Here, spending is measured by the ratio of primary teacher pay after 15 years of service to average GDP while achievement is indicated by the proportion of students who attain a "top" level of proficiency in any or all of the three test subjects.

But notice the solitary point sitting on the top right corner (labelled "1"). That point is Korea, which has both the highest achievement and the highest spending (by far). Korea is an outlier (known as a leverage point). The chart on the right is the same as the one on the left with Korea removed. What appears to be a moderate positive correlation vanishes. (The numbers plotted are the ranking of countries by the proportion of students attaining top proficiency, the metric on the vertical axis.)

So, either the message is that achievement and spending are uncorrelated (for every country except Korea), or that we have a measurement problem. I think the latter is more likely, and would defer to psychometricians to say what are acceptable measures for spending and for achievement. Do primary teachers with 15 years or more of service represent "education spending"? Do top students adequately capture general achievement in the education system?

***

Soshable_payperf_closeup The original chart contains a serious misinterpretation of the data (source: Education at a Glance 2009, OECD). It falsely assumes that the proportion of students attaining top proficiency in each subject is additive. In fact, because the same student could be top in one or more subjects, the base of such a sum would not be 100%.

In my version, the metric used is the proportion of students who attain top proficiency in 1, 2 or all 3 subjects. This metric is computed off a 100% base.

I also removed the breakdown by gender. This creates clutter, and I can't find any interest in the male or female data.

 ***

See also our first post on this infographics.

 

Comments

Rahul

The fact that the integer labels on the left plot do not correlate with the labels on the right plot is very confusing. It would have been more natural to use country letter codes instead.

Besides that absolute integer rank is not very important and a relative rank is easy to discern based on the vertical axis.

Also, your metric "any or all of the three test subjects." seems to make no distinction between someone good in just one subject versus someone good in all three? Isn't some sort of additivity (however imperfect) important? An outcome with an all-round good student should be better than an outcome with a student good in just one subject?

Is GDP/capita a good measure to normalize by? I'd rather go for average income or PPP or some such.

Kaiser

Rahul: the charts were created to explore the data. it's not supposed to replace the original. If you are focusing on individual data points rather than the pattern of points, you're missing the point of the exercise. Replacing the original is besides the point when the data offered do not address the question at hand. Besides, you haven't defined what your metric of achievement is.

Chad

Kaiser,

Fantastic post. I have also become more concerned with the fundamentals underneath both the methods and assumptions BEHIND the data. We sometimes get so caught up in "whats the best way to visualize this?", that we forget the more important question: "is this data even valid?" / "are we asking the right questions?".

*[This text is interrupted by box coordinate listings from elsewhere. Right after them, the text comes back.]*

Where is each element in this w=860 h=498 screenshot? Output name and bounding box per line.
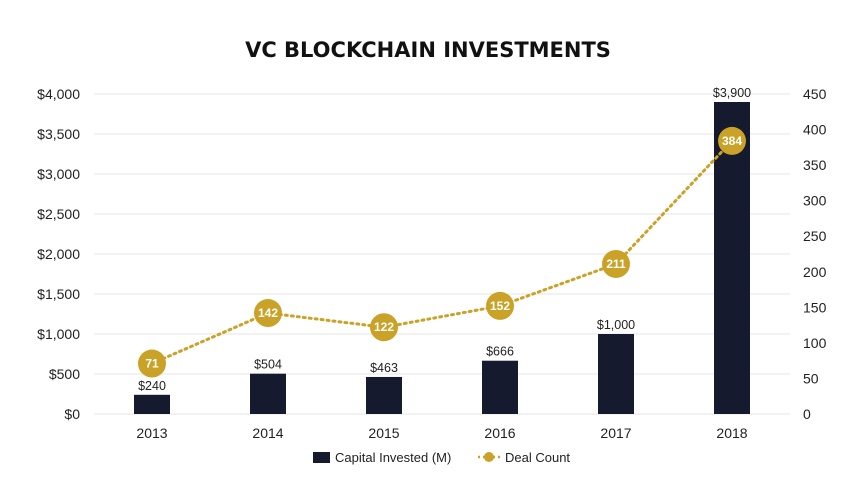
x-tick-label: 2016 <box>484 425 515 441</box>
line-point-label: 71 <box>145 357 159 371</box>
right-tick-label: 150 <box>803 299 827 315</box>
line-series <box>150 139 734 366</box>
deal-count-line <box>150 139 734 366</box>
right-tick-label: 0 <box>803 406 811 422</box>
legend: Capital Invested (M) Deal Count <box>313 450 570 465</box>
x-axis-ticks: 2013 2014 2015 2016 2017 2018 <box>136 425 747 441</box>
right-tick-label: 400 <box>803 122 827 138</box>
right-tick-label: 450 <box>803 86 827 102</box>
bar-data-label: $666 <box>486 345 514 359</box>
gridlines <box>94 93 790 415</box>
x-tick-label: 2018 <box>716 425 747 441</box>
line-point <box>718 126 746 155</box>
left-axis-ticks: $0 $500 $1,000 $1,500 $2,000 $2,500 $3,000 $3,5… <box>37 86 80 422</box>
bar-data-label: $504 <box>254 358 282 372</box>
bar <box>134 394 170 414</box>
left-tick-label: $3,000 <box>37 166 80 182</box>
bar-data-label: $240 <box>138 379 166 393</box>
left-tick-label: $0 <box>64 406 80 422</box>
right-tick-label: 50 <box>803 370 819 386</box>
legend-line-label: Deal Count <box>505 450 570 465</box>
bar-data-label: $463 <box>370 361 398 375</box>
line-point-label: 384 <box>722 134 742 148</box>
line-point-label: 142 <box>258 306 278 320</box>
left-tick-label: $1,500 <box>37 286 80 302</box>
right-axis-ticks: 0 50 100 150 200 250 300 350 400 450 <box>803 86 827 422</box>
x-tick-label: 2014 <box>252 425 283 441</box>
bar <box>482 360 518 414</box>
bar <box>366 376 402 414</box>
right-tick-label: 300 <box>803 193 827 209</box>
legend-line-marker <box>484 452 494 462</box>
line-point <box>602 249 630 278</box>
x-tick-label: 2013 <box>136 425 167 441</box>
left-tick-label: $2,500 <box>37 206 80 222</box>
left-tick-label: $3,500 <box>37 126 80 142</box>
chart-title: VC BLOCKCHAIN INVESTMENTS <box>245 38 611 62</box>
line-point-label: 211 <box>606 257 626 271</box>
line-point-label: 122 <box>374 320 394 334</box>
bar-series <box>134 102 750 414</box>
bar-data-labels: $240 $504 $463 $666 $1,000 $3,900 <box>138 86 751 393</box>
left-tick-label: $500 <box>49 366 80 382</box>
left-tick-label: $4,000 <box>37 86 80 102</box>
right-tick-label: 250 <box>803 228 827 244</box>
bar-data-label: $1,000 <box>597 318 635 332</box>
x-tick-label: 2017 <box>600 425 631 441</box>
bar <box>598 334 634 414</box>
bar <box>250 373 286 414</box>
line-point <box>254 299 282 328</box>
right-tick-label: 350 <box>803 157 827 173</box>
right-tick-label: 200 <box>803 264 827 280</box>
x-tick-label: 2015 <box>368 425 399 441</box>
left-tick-label: $1,000 <box>37 326 80 342</box>
left-tick-label: $2,000 <box>37 246 80 262</box>
line-point <box>370 313 398 342</box>
legend-bar-swatch <box>313 452 330 463</box>
line-point <box>486 291 514 320</box>
line-point-label: 152 <box>490 299 510 313</box>
bar-data-label: $3,900 <box>713 86 751 100</box>
right-tick-label: 100 <box>803 335 827 351</box>
line-points: 71 142 122 152 211 384 <box>138 126 746 378</box>
line-point <box>138 349 166 378</box>
legend-bar-label: Capital Invested (M) <box>335 450 451 465</box>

Of course real world data collection has innumerable constraints and I recognize this fully.

Again, nice post, good to take this view once in a while.

Chad

Rahul

Kaiser:

I think the best critique of the original infographic is if we can present a credible alternative infographic that does better at answering the question posed.

It is easier to provide piecewise refutations and improvements but capturing it all in one useful graphic doesn't follow easily.

e.g. the labeling difficulty in a scatter plot with clusters is not easily scrubbed away.

The comments to this entry are closed.